To size a ring you must first make sure it is clean. Any lotion or skin oils on the ring when heat is applied can burn into the metal. This is also true of stones, assuming it is one that can be left in while you work. Any stones that can't, are removed next. Lightly pass the torch over the shank to see if the ring has been previously sized so you can plan your cut(s). The shank is then cut with a jewelers hand saw. If we are sizing it up, we will be adding metal. If we are sizing it down, we will cut some of the metal out. When sizing down, we always cut from the thinnest portion of the shank (that spot on the back that gets the most wear). When sizing up, you are opening the ring slightly and placing the extra metal in the space. When you size it down you are closing it in. Once that is done, solder and polish your joins. Reset any stones and make sure any that weren't taken out are still tight. Polish the whole piece.
The metal that the ring is made of is a modifying factor.
Sterling is a pain.

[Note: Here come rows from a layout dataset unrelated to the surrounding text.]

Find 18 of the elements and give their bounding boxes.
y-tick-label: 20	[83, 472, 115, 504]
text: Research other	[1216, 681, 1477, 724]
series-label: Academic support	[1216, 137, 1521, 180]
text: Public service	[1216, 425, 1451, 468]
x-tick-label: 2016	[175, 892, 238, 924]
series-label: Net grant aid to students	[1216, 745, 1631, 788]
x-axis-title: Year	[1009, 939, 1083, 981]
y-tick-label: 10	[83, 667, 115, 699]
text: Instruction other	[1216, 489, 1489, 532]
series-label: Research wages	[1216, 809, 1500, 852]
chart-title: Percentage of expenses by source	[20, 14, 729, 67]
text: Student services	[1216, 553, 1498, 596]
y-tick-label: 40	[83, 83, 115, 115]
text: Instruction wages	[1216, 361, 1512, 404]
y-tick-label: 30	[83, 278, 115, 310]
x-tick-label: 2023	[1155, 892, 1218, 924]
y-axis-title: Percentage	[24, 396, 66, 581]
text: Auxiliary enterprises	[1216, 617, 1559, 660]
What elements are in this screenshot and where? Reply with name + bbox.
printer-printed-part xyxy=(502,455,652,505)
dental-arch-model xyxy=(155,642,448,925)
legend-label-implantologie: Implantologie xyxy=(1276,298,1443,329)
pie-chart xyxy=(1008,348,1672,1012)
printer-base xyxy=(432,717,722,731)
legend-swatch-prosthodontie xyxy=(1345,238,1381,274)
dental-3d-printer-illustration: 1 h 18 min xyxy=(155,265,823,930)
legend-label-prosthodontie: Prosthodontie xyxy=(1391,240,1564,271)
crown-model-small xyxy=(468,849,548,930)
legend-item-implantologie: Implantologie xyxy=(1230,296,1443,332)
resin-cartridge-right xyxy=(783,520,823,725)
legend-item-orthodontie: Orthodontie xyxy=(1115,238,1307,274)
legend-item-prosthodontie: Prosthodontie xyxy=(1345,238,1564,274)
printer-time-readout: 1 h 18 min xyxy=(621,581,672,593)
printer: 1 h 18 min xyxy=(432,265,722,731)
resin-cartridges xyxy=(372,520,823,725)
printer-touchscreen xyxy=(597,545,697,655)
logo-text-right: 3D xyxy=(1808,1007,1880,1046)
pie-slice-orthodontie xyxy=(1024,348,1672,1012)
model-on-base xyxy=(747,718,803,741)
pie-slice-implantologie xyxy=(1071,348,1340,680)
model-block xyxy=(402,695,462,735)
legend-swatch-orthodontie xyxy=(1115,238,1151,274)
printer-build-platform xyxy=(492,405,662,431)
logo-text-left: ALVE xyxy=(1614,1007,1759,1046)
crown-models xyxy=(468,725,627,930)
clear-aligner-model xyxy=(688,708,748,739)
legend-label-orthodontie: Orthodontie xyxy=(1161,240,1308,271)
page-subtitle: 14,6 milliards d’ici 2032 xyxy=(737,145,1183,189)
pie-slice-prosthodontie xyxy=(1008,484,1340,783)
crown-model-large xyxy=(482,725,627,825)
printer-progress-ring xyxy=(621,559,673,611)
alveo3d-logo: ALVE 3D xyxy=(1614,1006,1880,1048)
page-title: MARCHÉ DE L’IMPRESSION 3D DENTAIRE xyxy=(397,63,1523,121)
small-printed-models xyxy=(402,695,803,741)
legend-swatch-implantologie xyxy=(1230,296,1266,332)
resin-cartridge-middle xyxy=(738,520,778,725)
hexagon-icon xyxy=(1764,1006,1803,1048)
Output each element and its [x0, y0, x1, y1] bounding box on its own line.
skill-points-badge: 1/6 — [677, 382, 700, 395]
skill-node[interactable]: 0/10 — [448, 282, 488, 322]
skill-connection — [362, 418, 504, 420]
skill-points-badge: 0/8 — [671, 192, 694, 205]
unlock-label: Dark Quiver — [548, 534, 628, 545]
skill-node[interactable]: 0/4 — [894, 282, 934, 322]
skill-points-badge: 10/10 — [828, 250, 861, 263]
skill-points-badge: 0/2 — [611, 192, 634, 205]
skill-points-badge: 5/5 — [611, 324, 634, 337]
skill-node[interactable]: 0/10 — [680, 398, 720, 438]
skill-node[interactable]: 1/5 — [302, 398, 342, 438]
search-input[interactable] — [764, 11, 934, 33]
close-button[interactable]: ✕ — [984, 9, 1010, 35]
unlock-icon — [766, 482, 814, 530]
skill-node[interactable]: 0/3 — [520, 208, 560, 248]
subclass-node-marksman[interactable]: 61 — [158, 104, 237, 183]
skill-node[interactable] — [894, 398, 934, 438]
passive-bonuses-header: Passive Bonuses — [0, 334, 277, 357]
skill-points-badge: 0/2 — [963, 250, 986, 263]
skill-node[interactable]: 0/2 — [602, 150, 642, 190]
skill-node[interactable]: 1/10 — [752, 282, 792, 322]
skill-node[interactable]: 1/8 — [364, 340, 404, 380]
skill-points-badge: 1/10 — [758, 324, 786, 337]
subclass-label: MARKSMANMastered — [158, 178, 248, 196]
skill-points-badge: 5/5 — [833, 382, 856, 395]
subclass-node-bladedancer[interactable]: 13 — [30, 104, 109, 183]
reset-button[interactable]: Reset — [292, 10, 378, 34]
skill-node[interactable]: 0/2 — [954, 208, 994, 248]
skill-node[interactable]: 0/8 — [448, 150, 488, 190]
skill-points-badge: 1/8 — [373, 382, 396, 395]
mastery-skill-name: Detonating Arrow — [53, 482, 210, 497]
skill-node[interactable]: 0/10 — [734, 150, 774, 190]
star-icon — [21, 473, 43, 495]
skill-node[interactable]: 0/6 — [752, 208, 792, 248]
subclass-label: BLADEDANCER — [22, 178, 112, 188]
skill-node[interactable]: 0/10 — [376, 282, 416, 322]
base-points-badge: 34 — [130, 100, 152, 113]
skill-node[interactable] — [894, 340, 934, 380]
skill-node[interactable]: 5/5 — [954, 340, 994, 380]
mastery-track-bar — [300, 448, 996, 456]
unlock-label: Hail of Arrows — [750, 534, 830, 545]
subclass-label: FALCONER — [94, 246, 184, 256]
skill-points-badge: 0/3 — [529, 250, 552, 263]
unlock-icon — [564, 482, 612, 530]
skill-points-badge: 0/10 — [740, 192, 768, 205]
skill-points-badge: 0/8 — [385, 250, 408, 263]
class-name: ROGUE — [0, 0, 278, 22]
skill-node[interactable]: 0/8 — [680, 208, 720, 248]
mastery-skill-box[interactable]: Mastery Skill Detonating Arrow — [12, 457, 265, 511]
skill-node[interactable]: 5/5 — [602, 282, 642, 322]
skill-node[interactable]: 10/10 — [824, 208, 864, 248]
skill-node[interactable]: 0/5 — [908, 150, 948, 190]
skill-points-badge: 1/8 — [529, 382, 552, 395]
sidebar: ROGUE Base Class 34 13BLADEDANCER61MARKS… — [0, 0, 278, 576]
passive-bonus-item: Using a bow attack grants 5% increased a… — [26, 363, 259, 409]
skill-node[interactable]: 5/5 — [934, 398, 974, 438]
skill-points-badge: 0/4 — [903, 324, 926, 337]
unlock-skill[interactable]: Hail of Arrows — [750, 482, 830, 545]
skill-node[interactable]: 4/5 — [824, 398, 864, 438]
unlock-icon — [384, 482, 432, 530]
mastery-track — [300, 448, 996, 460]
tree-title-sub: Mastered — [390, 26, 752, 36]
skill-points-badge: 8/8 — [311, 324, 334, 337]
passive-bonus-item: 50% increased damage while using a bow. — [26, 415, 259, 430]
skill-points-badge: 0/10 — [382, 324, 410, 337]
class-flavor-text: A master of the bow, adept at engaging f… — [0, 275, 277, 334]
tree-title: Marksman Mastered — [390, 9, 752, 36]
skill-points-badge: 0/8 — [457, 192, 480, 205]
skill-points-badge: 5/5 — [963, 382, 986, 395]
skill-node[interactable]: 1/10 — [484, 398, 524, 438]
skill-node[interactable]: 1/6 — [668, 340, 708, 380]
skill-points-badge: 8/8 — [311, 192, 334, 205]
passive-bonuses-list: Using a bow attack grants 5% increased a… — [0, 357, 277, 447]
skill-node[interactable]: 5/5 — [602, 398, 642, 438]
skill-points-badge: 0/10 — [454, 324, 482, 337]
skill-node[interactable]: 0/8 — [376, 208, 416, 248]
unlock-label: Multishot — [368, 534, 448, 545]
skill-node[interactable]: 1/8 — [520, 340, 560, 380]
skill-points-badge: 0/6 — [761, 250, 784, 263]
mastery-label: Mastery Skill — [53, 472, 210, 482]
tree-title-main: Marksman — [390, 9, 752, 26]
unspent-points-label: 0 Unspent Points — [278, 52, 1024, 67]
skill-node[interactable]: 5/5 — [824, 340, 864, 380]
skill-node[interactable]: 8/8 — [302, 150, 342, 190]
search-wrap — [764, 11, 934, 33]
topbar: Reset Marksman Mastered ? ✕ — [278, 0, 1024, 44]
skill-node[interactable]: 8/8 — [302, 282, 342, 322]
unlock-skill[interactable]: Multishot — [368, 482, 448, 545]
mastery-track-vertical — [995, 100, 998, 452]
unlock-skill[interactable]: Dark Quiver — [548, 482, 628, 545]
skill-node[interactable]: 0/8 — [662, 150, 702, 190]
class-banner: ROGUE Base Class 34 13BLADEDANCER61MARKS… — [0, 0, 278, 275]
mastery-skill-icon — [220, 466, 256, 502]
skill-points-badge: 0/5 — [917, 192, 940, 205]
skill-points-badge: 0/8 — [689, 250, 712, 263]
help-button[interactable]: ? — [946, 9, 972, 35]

It conducts heat evenly, so the entire piece will be the same temperature as the area you are soldering. Unless it's a diamond, any stones have to come out before it can be worked on. Unfortunately, these stones have often been glued in as an added security against them falling out. They must be soaked in a special solvent that only dissolves glues, which can take a while (in one memorable case, it took two weeks). Previous solder joins on the piece may flow while you are working, which you will have to go back and redo. The bigger part of your expense with a silver repair is that it is very labor-intense.
Gold doesn't conduct or hold the heat like silver does, making it the easiest to work on. The bigger part of your expense with gold repairs is the cost of the metal.
Platinum has a melting temperature of 3,215 degrees Fahrenheit. Never work on this metal without proper eye protection or you will burn your retinas. (never watch me working on it either) It also has terrible metal memory- which means that when you bend it, it wants to go back to it's previous shape. This adds to the time it takes to reshape the shank for sizing. It has the double whammy of being difficult to work AND expensive. Because we don't add hardening agents to platinum like we do with gold, when you buy platinum it is all platinum. Expect to spend (on average) three times what the same repair costs in gold.